Mais selon que l’on se trouve à Nice ou à Paris, le coût du solaire ne va pas baisser au même rythme, la parité ne sera pas atteinte au même moment ; nous pourrions imaginer d’appliquer un coefficient de régionalisation, pour diminuer le tarif d’achat dans le sud de la France, où il est actuellement probablement trop élevé, et le remonter dans le nord. Cela éviterait aussi de concentrer les installations photovoltaïques dans le Midi en décourageant le nord, ce que nous regretterons plus tard.

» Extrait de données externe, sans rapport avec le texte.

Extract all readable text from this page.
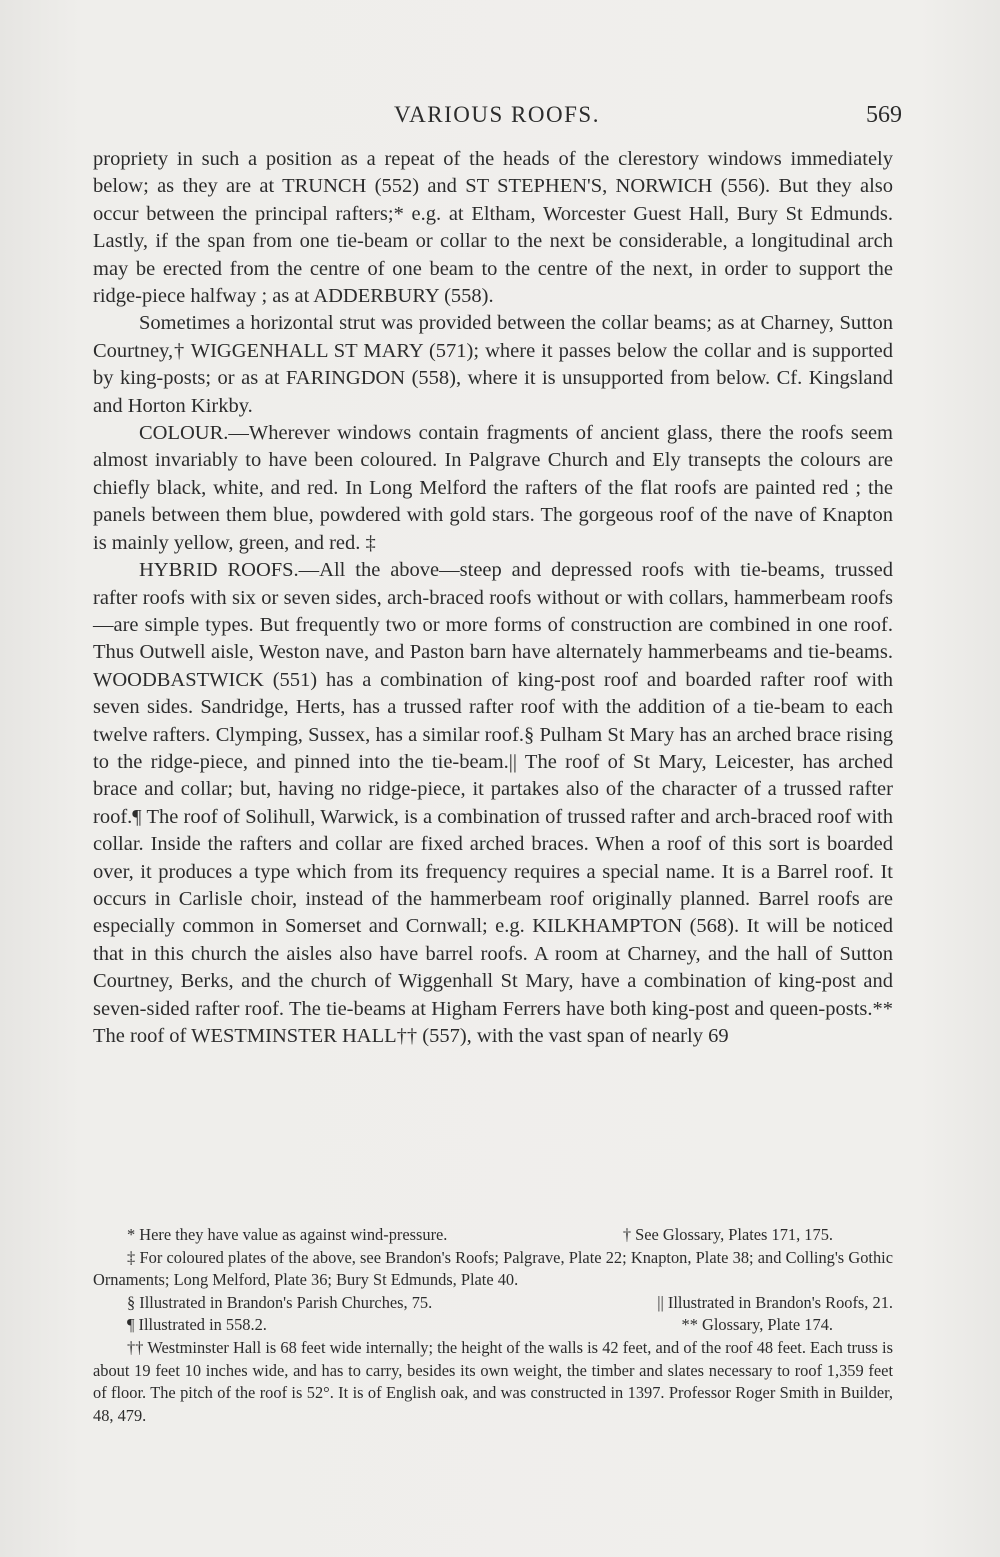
VARIOUS ROOFS.	569

propriety in such a position as a repeat of the heads of the clerestory windows immediately below; as they are at TRUNCH (552) and ST STEPHEN'S, NORWICH (556). But they also occur between the principal rafters;* e.g. at Eltham, Worcester Guest Hall, Bury St Edmunds. Lastly, if the span from one tie-beam or collar to the next be considerable, a longitudinal arch may be erected from the centre of one beam to the centre of the next, in order to support the ridge-piece halfway ; as at ADDERBURY (558).

Sometimes a horizontal strut was provided between the collar beams; as at Charney, Sutton Courtney,† WIGGENHALL ST MARY (571); where it passes below the collar and is supported by king-posts; or as at FARINGDON (558), where it is unsupported from below. Cf. Kingsland and Horton Kirkby.

COLOUR.—Wherever windows contain fragments of ancient glass, there the roofs seem almost invariably to have been coloured. In Palgrave Church and Ely transepts the colours are chiefly black, white, and red. In Long Melford the rafters of the flat roofs are painted red ; the panels between them blue, powdered with gold stars. The gorgeous roof of the nave of Knapton is mainly yellow, green, and red. ‡

HYBRID ROOFS.—All the above—steep and depressed roofs with tie-beams, trussed rafter roofs with six or seven sides, arch-braced roofs without or with collars, hammerbeam roofs—are simple types. But frequently two or more forms of construction are combined in one roof. Thus Outwell aisle, Weston nave, and Paston barn have alternately hammerbeams and tie-beams. WOODBASTWICK (551) has a combination of king-post roof and boarded rafter roof with seven sides. Sandridge, Herts, has a trussed rafter roof with the addition of a tie-beam to each twelve rafters. Clymping, Sussex, has a similar roof.§ Pulham St Mary has an arched brace rising to the ridge-piece, and pinned into the tie-beam.|| The roof of St Mary, Leicester, has arched brace and collar; but, having no ridge-piece, it partakes also of the character of a trussed rafter roof.¶ The roof of Solihull, Warwick, is a combination of trussed rafter and arch-braced roof with collar. Inside the rafters and collar are fixed arched braces. When a roof of this sort is boarded over, it produces a type which from its frequency requires a special name. It is a Barrel roof. It occurs in Carlisle choir, instead of the hammerbeam roof originally planned. Barrel roofs are especially common in Somerset and Cornwall; e.g. KILKHAMPTON (568). It will be noticed that in this church the aisles also have barrel roofs. A room at Charney, and the hall of Sutton Courtney, Berks, and the church of Wiggenhall St Mary, have a combination of king-post and seven-sided rafter roof. The tie-beams at Higham Ferrers have both king-post and queen-posts.** The roof of WESTMINSTER HALL†† (557), with the vast span of nearly 69

* Here they have value as against wind-pressure.	† See Glossary, Plates 171, 175.

‡ For coloured plates of the above, see Brandon's Roofs; Palgrave, Plate 22; Knapton, Plate 38; and Colling's Gothic Ornaments; Long Melford, Plate 36; Bury St Edmunds, Plate 40.

§ Illustrated in Brandon's Parish Churches, 75.	|| Illustrated in Brandon's Roofs, 21.
¶ Illustrated in 558.2.	** Glossary, Plate 174.

†† Westminster Hall is 68 feet wide internally; the height of the walls is 42 feet, and of the roof 48 feet. Each truss is about 19 feet 10 inches wide, and has to carry, besides its own weight, the timber and slates necessary to roof 1,359 feet of floor. The pitch of the roof is 52°. It is of English oak, and was constructed in 1397. Professor Roger Smith in Builder, 48, 479.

GU : Quid des grandes toitures ?

Comme la baisse des tarifs a été annoncée en septembre 2009 et l’arrêté publié seulement en mars 2010, nous avons vu une bulle de dépôts de dossiers de grandes toitures, les gens se précipitant avant la baisse. Cette « bulle » a laissé croire, à tort, que les 5,4 GWc prévus pour 2020 seraient atteints dès 2011. Ce n’est en fait absolument pas le cas, car une part importante des dossiers déposés n’étaient en fait pas réalisables notamment par manque de financement. Il est souhaitable en tout cas que cet objectif de 5,4 GWc soit détaillé par segment de marché – par exemple 25% de centrales au sol, 40% de toits résidentiels et 35% de grandes toitures – ce qui permettrait de moduler les aides (crédit d’impôt et tarif d’achat du kWh) en fonction de la rapidité de réalisation de l’objectif sur chacun des segments. Si l’objectif est atteint, les aides pourraient diminuer, sinon, elles seraient maintenues. Toute la question n’est pas celle d’une baisse des aides, mais de la vitesse de cette baisse.